The Circumcision of Christ shows that he is the true seed of Abraham, in whom the hope of Israel for redemption and a new covenant between God and man has been fulfilled. The Incarnation is all about the scandal of particularity, that when the fullness of time was come, God sent forth his Son, born of a woman, born under the law, in order to redeem those who were under the law, that they might receive the adoption of sons. We can now become by grace what he is by nature. This is the fulfilment of the promise of God to Abraham that in his seed all the nations of the earth would be blessed. If we belong to Christ, then we are Abraham’s seed and heirs according to the promise. In other words when we are baptised and become Christians we become part of the story and become heirs of the promises of salvation history.

While the early Christians took this point for granted in the second century a heresy arose under the leadership of Marcion which denied this fundamental truth. Marcion claimed to be a true disciple of St. Paul’s teaching that all are justified by faith in Christ, rather than the Law of Moses. However, he replaced St. Paul’s contrast between the ages of the old and new covenant with the belief that there were in fact two different deities. According to Marcion the God of the Old Covenant was the creator of the world and a god of judgment, and of wrath and anger. By contrast, the God of Jesus was a God of love who had come to rescue people from the false God of the Jews. Needless to say this teaching could not be reconciled with St. Paul’s letters as they stood, so Marcion produced his own version of them in which all references to the purposes of God in salvation history were removed. Against Marcion, the Church strongly insisted that it was impossible to separate the message of Jesus from the history of salvation as recorded in the old testament. The heresy of Marcion wrongly undermined the Jewish roots of the Christian faith and was a denial of the doctrine of creation. Jesus did not come to save the world from the false creator god, but was himself the Word of God made flesh and thus both the redeemer and the creator.
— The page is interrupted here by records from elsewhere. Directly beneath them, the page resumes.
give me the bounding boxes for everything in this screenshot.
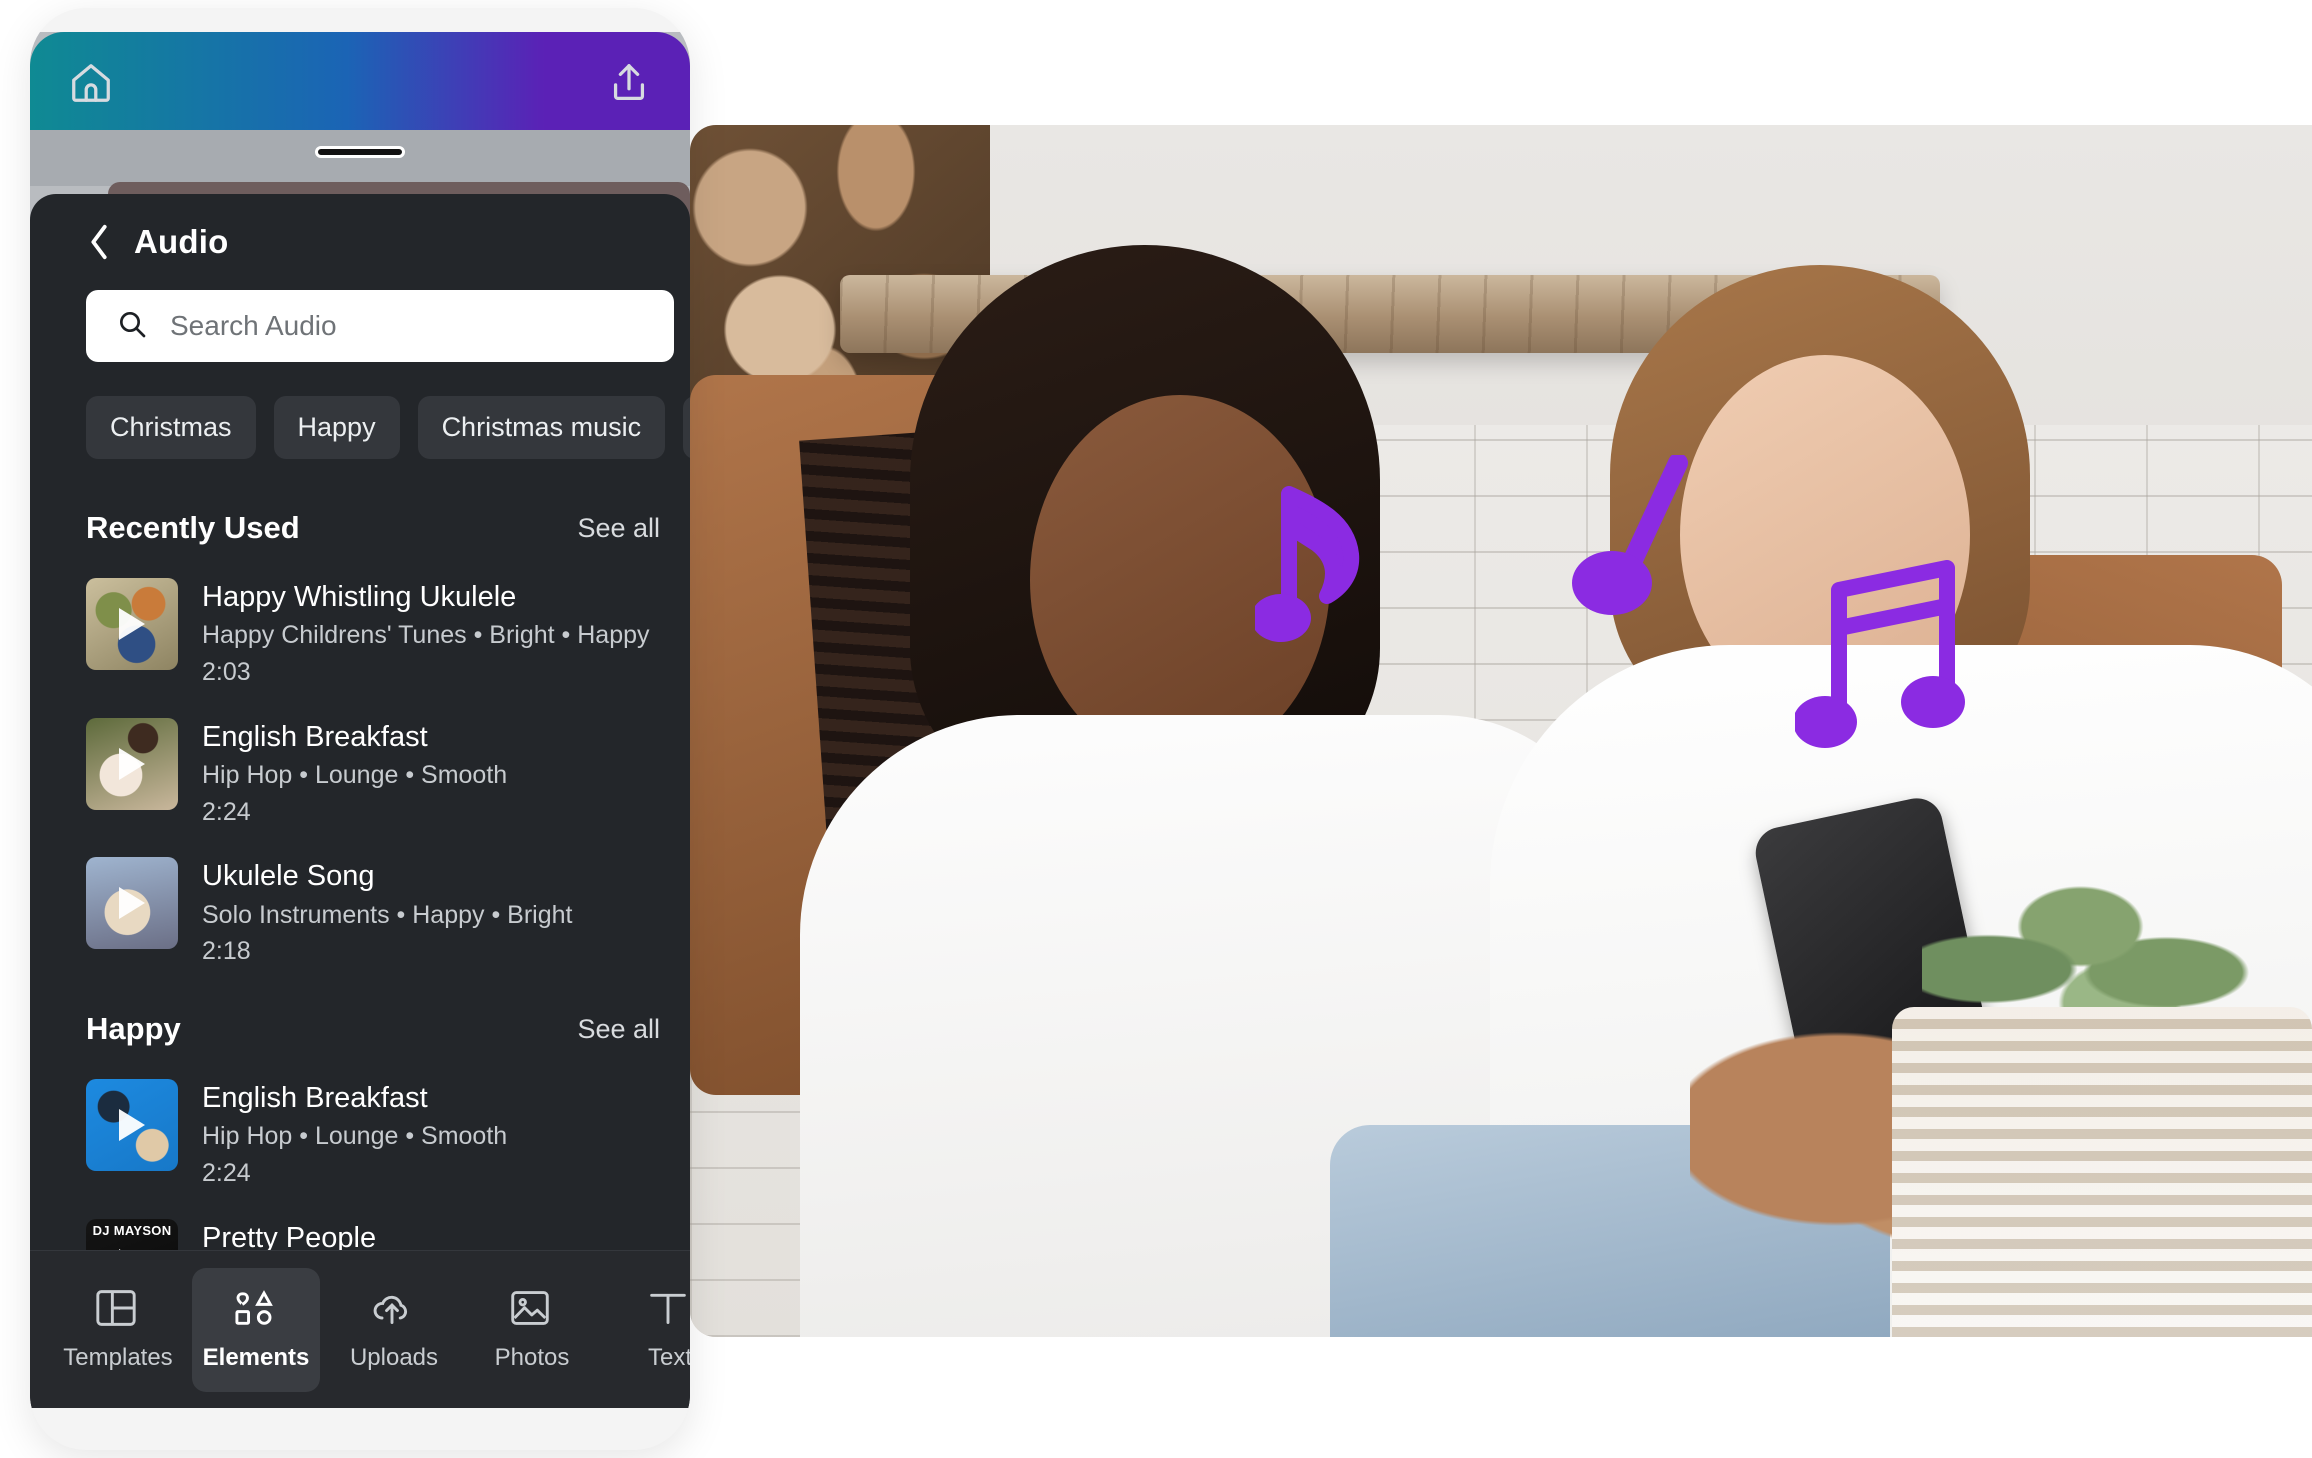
track-title: Happy Whistling Ukulele: [202, 581, 517, 613]
track-title: English Breakfast: [202, 1082, 428, 1115]
elements-icon: [232, 1288, 280, 1332]
search-area: Search Audio: [86, 290, 674, 362]
drag-handle[interactable]: [315, 146, 405, 158]
nav-label: Uploads: [349, 1343, 439, 1371]
track-thumbnail[interactable]: [86, 857, 178, 950]
design-editor-header: [30, 32, 690, 130]
section-title: Recently Used: [86, 510, 300, 545]
track-duration: 2:24: [202, 797, 251, 826]
share-export-icon[interactable]: [606, 60, 652, 106]
track-row[interactable]: Ukulele Song Solo Instruments • Happy • …: [30, 843, 690, 983]
filter-chip-row[interactable]: Christmas Happy Christmas music Happy b: [86, 396, 690, 459]
track-duration: 2:24: [202, 1159, 251, 1188]
home-icon[interactable]: [68, 60, 114, 106]
see-all-link[interactable]: See all: [577, 1014, 660, 1045]
track-subtitle: Happy Childrens' Tunes • Bright • Happy: [202, 621, 650, 650]
bottom-navigation: Templates Elements Uploads Photos Text: [30, 1250, 690, 1408]
templates-icon: [94, 1288, 142, 1332]
track-title: English Breakfast: [202, 720, 428, 753]
screenshot-root: Audio Search Audio Christmas Happy Chris…: [0, 0, 2312, 1458]
track-row[interactable]: Happy Whistling Ukulele Happy Childrens'…: [30, 564, 690, 704]
photo-woven-basket: [1892, 1007, 2312, 1337]
photo-icon: [508, 1288, 556, 1332]
section-header-happy: Happy See all: [30, 983, 690, 1065]
search-icon: [116, 308, 148, 345]
nav-item-photos[interactable]: Photos: [468, 1268, 596, 1392]
quarter-note-icon: [1560, 455, 1690, 635]
phone-device-frame: Audio Search Audio Christmas Happy Chris…: [30, 8, 690, 1450]
track-thumbnail[interactable]: [86, 717, 178, 810]
track-title: Pretty People: [202, 1221, 377, 1250]
track-duration: 2:03: [202, 657, 251, 686]
play-icon: [119, 608, 145, 640]
text-icon: [646, 1288, 690, 1332]
filter-chip-christmas-music[interactable]: Christmas music: [417, 396, 666, 459]
nav-item-templates[interactable]: Templates: [54, 1268, 182, 1392]
page-title: Audio: [134, 223, 229, 260]
canvas-toolbar-strip: [30, 130, 690, 186]
search-input[interactable]: Search Audio: [86, 290, 674, 362]
upload-cloud-icon: [370, 1288, 418, 1332]
audio-list-scroll[interactable]: Recently Used See all Happy Whistling Uk…: [30, 482, 690, 1250]
nav-label: Templates: [63, 1343, 173, 1371]
track-thumbnail[interactable]: [86, 1079, 178, 1172]
nav-label: Text: [647, 1343, 690, 1371]
filter-chip-christmas[interactable]: Christmas: [86, 396, 256, 459]
eighth-note-icon: [1255, 480, 1365, 660]
beamed-note-icon: [1795, 550, 1975, 770]
section-header-recently-used: Recently Used See all: [30, 482, 690, 564]
play-icon: [119, 747, 145, 780]
filter-chip-happy[interactable]: Happy: [273, 396, 400, 459]
nav-item-text[interactable]: Text: [606, 1268, 690, 1392]
track-row[interactable]: Pretty People Electronica & Dance • Happ…: [30, 1205, 690, 1250]
track-title: Ukulele Song: [202, 860, 375, 893]
nav-label: Elements: [202, 1343, 310, 1371]
track-subtitle: Hip Hop • Lounge • Smooth: [202, 760, 508, 789]
track-row[interactable]: English Breakfast Hip Hop • Lounge • Smo…: [30, 1065, 690, 1205]
play-icon: [119, 887, 145, 920]
play-icon: [119, 1109, 145, 1142]
section-title: Happy: [86, 1011, 181, 1047]
track-thumbnail[interactable]: [86, 1218, 178, 1250]
audio-panel: Audio Search Audio Christmas Happy Chris…: [30, 194, 690, 1408]
hero-photo: [690, 125, 2312, 1337]
see-all-link[interactable]: See all: [577, 513, 660, 544]
phone-screen: Audio Search Audio Christmas Happy Chris…: [30, 32, 690, 1408]
track-subtitle: Hip Hop • Lounge • Smooth: [202, 1122, 508, 1151]
track-duration: 2:18: [202, 937, 251, 966]
nav-item-uploads[interactable]: Uploads: [330, 1268, 458, 1392]
track-subtitle: Solo Instruments • Happy • Bright: [202, 900, 573, 929]
search-placeholder: Search Audio: [170, 310, 337, 341]
panel-header: Audio: [30, 194, 690, 290]
track-thumbnail[interactable]: [86, 578, 178, 670]
chevron-left-icon[interactable]: [86, 223, 112, 261]
nav-item-elements[interactable]: Elements: [192, 1267, 320, 1392]
nav-label: Photos: [494, 1343, 570, 1371]
filter-chip-happy-birthday[interactable]: Happy b: [683, 396, 690, 459]
track-row[interactable]: English Breakfast Hip Hop • Lounge • Smo…: [30, 704, 690, 844]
But, we might say, is it really necessary to make such an issue of this point today? On the contrary it is a matter which cannot be emphasised enough. There is much evidence of Marcionism in modern Western Christianity. People say that the Christian faith is about love and not about judgement and that the new testament represents a completely different religion from the old. We need not concern ourselves, it is said, with the old testament, but only need to follow the precepts of the new testament. But this is precisely to fall into the same mistake that Marcion made. It is not possible to understand the new testament without recourse to the old testament. If we try to do this we will have to reject much of the new testament as well (which is precisely what Marcion had to do). The result of this error has been aptly summarised as “a God without wrath brought men without sin into a kingdom without judgment through the ministration of Christ without the Cross.”
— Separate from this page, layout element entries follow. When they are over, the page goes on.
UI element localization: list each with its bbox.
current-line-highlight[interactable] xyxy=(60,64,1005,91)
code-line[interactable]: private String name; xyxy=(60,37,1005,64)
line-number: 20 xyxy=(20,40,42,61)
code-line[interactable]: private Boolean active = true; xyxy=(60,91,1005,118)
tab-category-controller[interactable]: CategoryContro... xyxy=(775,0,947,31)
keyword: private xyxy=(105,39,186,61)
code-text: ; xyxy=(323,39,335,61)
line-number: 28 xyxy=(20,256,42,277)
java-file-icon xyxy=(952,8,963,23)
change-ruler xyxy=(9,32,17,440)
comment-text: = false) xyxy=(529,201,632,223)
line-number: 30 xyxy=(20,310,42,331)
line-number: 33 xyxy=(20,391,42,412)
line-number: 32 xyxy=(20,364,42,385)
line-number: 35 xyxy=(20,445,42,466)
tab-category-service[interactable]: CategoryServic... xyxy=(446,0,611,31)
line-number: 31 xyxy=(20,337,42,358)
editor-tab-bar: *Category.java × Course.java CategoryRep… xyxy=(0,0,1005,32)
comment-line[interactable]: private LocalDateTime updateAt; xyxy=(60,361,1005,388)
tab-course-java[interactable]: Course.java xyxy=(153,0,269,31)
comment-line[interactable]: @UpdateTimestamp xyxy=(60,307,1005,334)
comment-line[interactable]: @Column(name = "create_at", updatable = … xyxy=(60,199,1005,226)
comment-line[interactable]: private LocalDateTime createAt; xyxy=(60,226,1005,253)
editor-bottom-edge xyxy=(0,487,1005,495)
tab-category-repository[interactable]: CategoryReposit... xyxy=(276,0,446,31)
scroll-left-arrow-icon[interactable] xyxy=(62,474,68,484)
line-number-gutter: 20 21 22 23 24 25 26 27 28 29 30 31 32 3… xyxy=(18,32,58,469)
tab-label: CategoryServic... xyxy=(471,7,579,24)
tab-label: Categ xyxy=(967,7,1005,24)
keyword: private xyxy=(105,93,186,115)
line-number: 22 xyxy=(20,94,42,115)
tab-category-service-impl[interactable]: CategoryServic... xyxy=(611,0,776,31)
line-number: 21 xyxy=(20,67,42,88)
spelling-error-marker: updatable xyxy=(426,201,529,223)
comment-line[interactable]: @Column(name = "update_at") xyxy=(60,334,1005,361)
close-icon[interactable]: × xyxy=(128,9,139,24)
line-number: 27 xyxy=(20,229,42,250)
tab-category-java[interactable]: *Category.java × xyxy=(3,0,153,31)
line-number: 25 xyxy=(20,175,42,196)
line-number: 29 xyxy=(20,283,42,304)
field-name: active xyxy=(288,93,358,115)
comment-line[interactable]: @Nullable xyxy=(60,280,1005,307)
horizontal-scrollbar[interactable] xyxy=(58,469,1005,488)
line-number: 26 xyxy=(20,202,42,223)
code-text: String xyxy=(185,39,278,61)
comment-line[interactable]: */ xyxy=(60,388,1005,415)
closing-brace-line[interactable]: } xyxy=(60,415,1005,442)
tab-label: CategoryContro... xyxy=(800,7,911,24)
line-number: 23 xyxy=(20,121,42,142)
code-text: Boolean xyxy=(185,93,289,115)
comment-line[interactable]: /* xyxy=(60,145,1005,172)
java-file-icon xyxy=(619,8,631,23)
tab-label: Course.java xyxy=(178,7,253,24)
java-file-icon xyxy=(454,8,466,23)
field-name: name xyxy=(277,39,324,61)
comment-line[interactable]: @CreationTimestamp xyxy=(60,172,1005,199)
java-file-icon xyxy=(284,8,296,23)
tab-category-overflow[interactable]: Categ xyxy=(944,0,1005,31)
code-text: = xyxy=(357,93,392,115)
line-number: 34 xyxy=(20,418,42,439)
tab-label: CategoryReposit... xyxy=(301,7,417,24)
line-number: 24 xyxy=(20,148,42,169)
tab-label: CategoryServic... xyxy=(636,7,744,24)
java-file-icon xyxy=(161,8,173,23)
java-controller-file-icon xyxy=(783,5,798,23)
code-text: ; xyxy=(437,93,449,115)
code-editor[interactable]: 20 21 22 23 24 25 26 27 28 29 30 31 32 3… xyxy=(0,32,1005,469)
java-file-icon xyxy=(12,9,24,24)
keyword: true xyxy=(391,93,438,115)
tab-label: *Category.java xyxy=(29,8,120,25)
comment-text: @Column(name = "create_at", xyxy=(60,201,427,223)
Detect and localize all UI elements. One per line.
This is why twelve prophecies from the history of Israel are recited in the Paschal Vigil on Holy Saturday, and when the Exultet is sung it refers to the Exodus as “the night in which thou didst cause our forefathers, the children of Israel, when brought out from Egypt, to pass through the Red Sea with dry feet.” That is why in the Canon of the Mass the priest refers to the “sacrifice of our patriarch Abraham.” We can speak of the children of Israel as our forefathers because by faith we can become their heirs. The so called scandal of particularity is not an obstacle to our faith but is rather something that is fundamental to it. This is what the Eucharist, the Mass is all about, the re-presentation in liturgical action of events wrought out once for all in time and history, when we celebrate that types and shadows have their ending for the newer rite is here.
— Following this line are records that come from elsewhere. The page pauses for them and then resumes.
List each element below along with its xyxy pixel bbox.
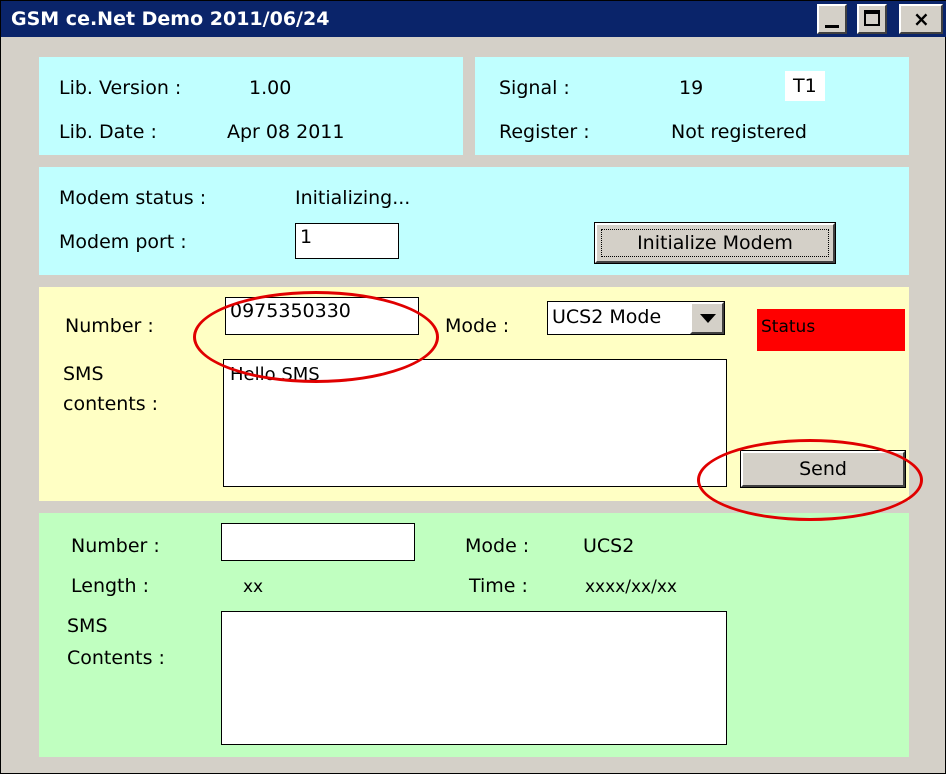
minimize-button[interactable] bbox=[817, 4, 847, 34]
register-label: Register : bbox=[499, 121, 590, 143]
recv-time-value: xxxx/xx/xx bbox=[585, 577, 677, 597]
close-button[interactable]: × bbox=[899, 4, 943, 34]
mode-dropdown-button[interactable] bbox=[690, 302, 724, 334]
maximize-button[interactable] bbox=[857, 4, 887, 34]
send-contents-textarea[interactable]: Hello SMS bbox=[223, 359, 727, 487]
send-sms-panel: Number : 0975350330 Mode : UCS2 Mode Sta… bbox=[39, 287, 909, 501]
title-bar: GSM ce.Net Demo 2011/06/24 × bbox=[1, 1, 946, 37]
minimize-icon bbox=[825, 25, 839, 28]
modem-panel: Modem status : Initializing... Modem por… bbox=[39, 167, 909, 275]
send-contents-label-line2: contents : bbox=[63, 393, 159, 415]
recv-mode-label: Mode : bbox=[465, 535, 530, 557]
signal-value: 19 bbox=[679, 77, 704, 99]
received-sms-panel: Number : Mode : UCS2 Length : xx Time : … bbox=[39, 513, 909, 757]
send-contents-label-line1: SMS bbox=[63, 363, 104, 385]
recv-length-label: Length : bbox=[71, 575, 149, 597]
maximize-icon bbox=[864, 10, 880, 26]
close-icon: × bbox=[913, 7, 930, 31]
recv-number-label: Number : bbox=[71, 535, 160, 557]
modem-status-value: Initializing... bbox=[295, 187, 411, 209]
register-value: Not registered bbox=[671, 121, 807, 143]
initialize-modem-button[interactable]: Initialize Modem bbox=[594, 222, 836, 264]
recv-length-value: xx bbox=[243, 577, 264, 597]
mode-select-value: UCS2 Mode bbox=[552, 306, 662, 328]
recv-number-input[interactable] bbox=[221, 523, 415, 561]
modem-status-label: Modem status : bbox=[59, 187, 207, 209]
recv-time-label: Time : bbox=[469, 575, 528, 597]
initialize-modem-label: Initialize Modem bbox=[637, 232, 793, 254]
lib-date-value: Apr 08 2011 bbox=[227, 121, 345, 143]
send-status-text: Status bbox=[761, 317, 816, 337]
modem-port-label: Modem port : bbox=[59, 231, 187, 253]
recv-contents-label-line2: Contents : bbox=[67, 647, 165, 669]
send-number-input[interactable]: 0975350330 bbox=[225, 297, 419, 335]
send-number-label: Number : bbox=[65, 315, 154, 337]
send-button-label: Send bbox=[799, 458, 847, 480]
mode-select[interactable]: UCS2 Mode bbox=[547, 301, 725, 335]
recv-contents-label-line1: SMS bbox=[67, 615, 108, 637]
lib-version-label: Lib. Version : bbox=[59, 77, 182, 99]
send-button[interactable]: Send bbox=[740, 450, 906, 488]
send-mode-label: Mode : bbox=[445, 315, 510, 337]
lib-version-value: 1.00 bbox=[249, 77, 292, 99]
app-window: GSM ce.Net Demo 2011/06/24 × Lib. Versio… bbox=[0, 0, 946, 774]
signal-badge: T1 bbox=[785, 71, 825, 101]
lib-date-label: Lib. Date : bbox=[59, 121, 157, 143]
chevron-down-icon bbox=[700, 314, 716, 323]
signal-label: Signal : bbox=[499, 77, 570, 99]
recv-mode-value: UCS2 bbox=[583, 535, 635, 557]
library-panel: Lib. Version : 1.00 Lib. Date : Apr 08 2… bbox=[39, 57, 463, 155]
signal-panel: Signal : 19 T1 Register : Not registered bbox=[475, 57, 909, 155]
send-status-indicator: Status bbox=[757, 309, 905, 351]
recv-contents-textarea[interactable] bbox=[221, 611, 727, 745]
window-title: GSM ce.Net Demo 2011/06/24 bbox=[11, 8, 330, 30]
modem-port-input[interactable]: 1 bbox=[295, 223, 399, 259]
So it is right that we celebrate today the Circumcision of Christ, for our faith is not an abstract philosophical system of ideas divorced from the world of particular events, but is rooted in flesh and blood, in time and history and in lived experience. Grace does not abolish nature, but rather perfects it. In celebrating the Circumcision of Christ we show that we are followers of him who did not come to abolish the Law and the Prophets, but rather to fulfil them.